Les rituels d'exorcisme du XVe siècle reprennent les anciens formulaires transmis dans les livres liturgiques depuis le VIIIe siècle et n'innovent pas beaucoup par rapport aux premiers manuels. Une recherche systématique est à mener à ce sujet qui a été laissé de côté par Nancy Caciola 1684 . En effet, l'exorcisme liturgique, avant le XVe siècle, ne se résume pas aux exorcismes de l'eau et du sel ni à l'exorcisme baptismal, il est un complexe mélange entre plusieurs types de formulaires qui ont des sens différents et qui sont remployés dans le cadre de l'exorcisme des possédés, comme nous avons tenté de le démontrer dans les pages qui précèdent.
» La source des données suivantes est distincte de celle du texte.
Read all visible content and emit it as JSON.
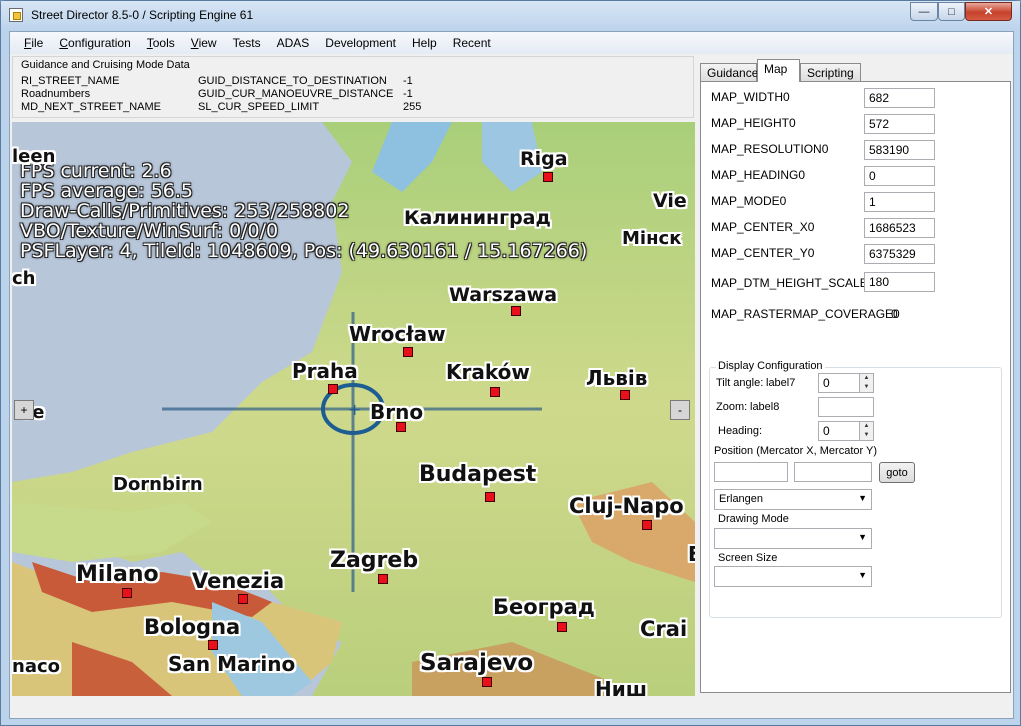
{
  "window": {
    "title": "Street Director 8.5-0 / Scripting Engine 61",
    "min_glyph": "—",
    "max_glyph": "□",
    "close_glyph": "✕"
  },
  "menu": [
    {
      "label": "File",
      "ul": "F",
      "rest": "ile"
    },
    {
      "label": "Configuration",
      "ul": "C",
      "rest": "onfiguration"
    },
    {
      "label": "Tools",
      "ul": "T",
      "rest": "ools"
    },
    {
      "label": "View",
      "ul": "V",
      "rest": "iew"
    },
    {
      "label": "Tests",
      "ul": "",
      "rest": "Tests"
    },
    {
      "label": "ADAS",
      "ul": "",
      "rest": "ADAS"
    },
    {
      "label": "Development",
      "ul": "",
      "rest": "Development"
    },
    {
      "label": "Help",
      "ul": "",
      "rest": "Help"
    },
    {
      "label": "Recent",
      "ul": "",
      "rest": "Recent"
    }
  ],
  "guidance": {
    "legend": "Guidance and Cruising Mode Data",
    "rows": [
      {
        "name": "RI_STREET_NAME",
        "guid": "GUID_DISTANCE_TO_DESTINATION",
        "value": "-1"
      },
      {
        "name": "Roadnumbers",
        "guid": "GUID_CUR_MANOEUVRE_DISTANCE",
        "value": "-1"
      },
      {
        "name": "MD_NEXT_STREET_NAME",
        "guid": "SL_CUR_SPEED_LIMIT",
        "value": "255"
      }
    ]
  },
  "map": {
    "overlay": [
      "FPS current: 2.6",
      "FPS average: 56.5",
      "Draw-Calls/Primitives: 253/258802",
      "VBO/Texture/WinSurf: 0/0/0",
      "PSFLayer: 4, TileId: 1048609, Pos: (49.630161 / 15.167266)"
    ],
    "zoom_in": "+",
    "zoom_out": "-",
    "cities": [
      "leen",
      "Riga",
      "Vie",
      "Калининград",
      "Мінск",
      "ch",
      "Warszawa",
      "Wrocław",
      "Praha",
      "Kraków",
      "Львів",
      "ée",
      "Brno",
      "Dornbirn",
      "Budapest",
      "Cluj-Napo",
      "Zagreb",
      "E",
      "Milano",
      "Venezia",
      "Bologna",
      "Београд",
      "Crai",
      "San Marino",
      "Sarajevo",
      "naco",
      "Ниш"
    ]
  },
  "tabs": {
    "items": [
      "Guidance",
      "Map",
      "Scripting"
    ],
    "active": "Map"
  },
  "map_tab": {
    "fields": [
      {
        "label": "MAP_WIDTH0",
        "value": "682"
      },
      {
        "label": "MAP_HEIGHT0",
        "value": "572"
      },
      {
        "label": "MAP_RESOLUTION0",
        "value": "583190"
      },
      {
        "label": "MAP_HEADING0",
        "value": "0"
      },
      {
        "label": "MAP_MODE0",
        "value": "1"
      },
      {
        "label": "MAP_CENTER_X0",
        "value": "1686523"
      },
      {
        "label": "MAP_CENTER_Y0",
        "value": "6375329"
      },
      {
        "label": "MAP_DTM_HEIGHT_SCALE",
        "value": "180"
      }
    ],
    "raster_label": "MAP_RASTERMAP_COVERAGE0",
    "raster_value": "0",
    "display": {
      "legend": "Display Configuration",
      "tilt_label": "Tilt angle:",
      "tilt_sub": "label7",
      "tilt_value": "0",
      "zoom_label": "Zoom:",
      "zoom_sub": "label8",
      "zoom_value": "",
      "heading_label": "Heading:",
      "heading_value": "0",
      "position_label": "Position (Mercator X, Mercator Y)",
      "pos_x": "",
      "pos_y": "",
      "goto_label": "goto",
      "location_value": "Erlangen",
      "drawing_mode_label": "Drawing Mode",
      "drawing_mode_value": "",
      "screen_size_label": "Screen Size",
      "screen_size_value": ""
    }
  },
  "colors": {
    "sea": "#b7c6d9",
    "land_low": "#8cbf5e",
    "land_mid": "#d9cf84",
    "mountain": "#c85a3a",
    "city_dot": "#e8101a"
  }
}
Le principal apport des rituels d'exorcisme réside moins dans les formulaires des prières elles-mêmes que dans les didascalies qui les accompagnent. Quelles sont les dispositions d'esprit dans lesquelles l'exorciste doit se trouver, comment "tester" la possession d'une personne : mettre une pyxide sur sa tête, et lui demander s'il reconnaît ce qui s'y trouve 1685 ; s'adresser au démon dans sa propre langue par un message inscrit sur un morceau de papier et, en fonction de sa réaction, interpréter son état 1686 . Il convient d'insister aussi sur l'apparition de véritables ordines d'exorcisme dans ces livres, comme le manuscrit de Munich Clm 10085 l'a montré. C'est vers l'étude de ces constructions liturgiques et de leurs variantes qu'il convient d'orienter l'histoire de l'exorcisme au XVe siècle.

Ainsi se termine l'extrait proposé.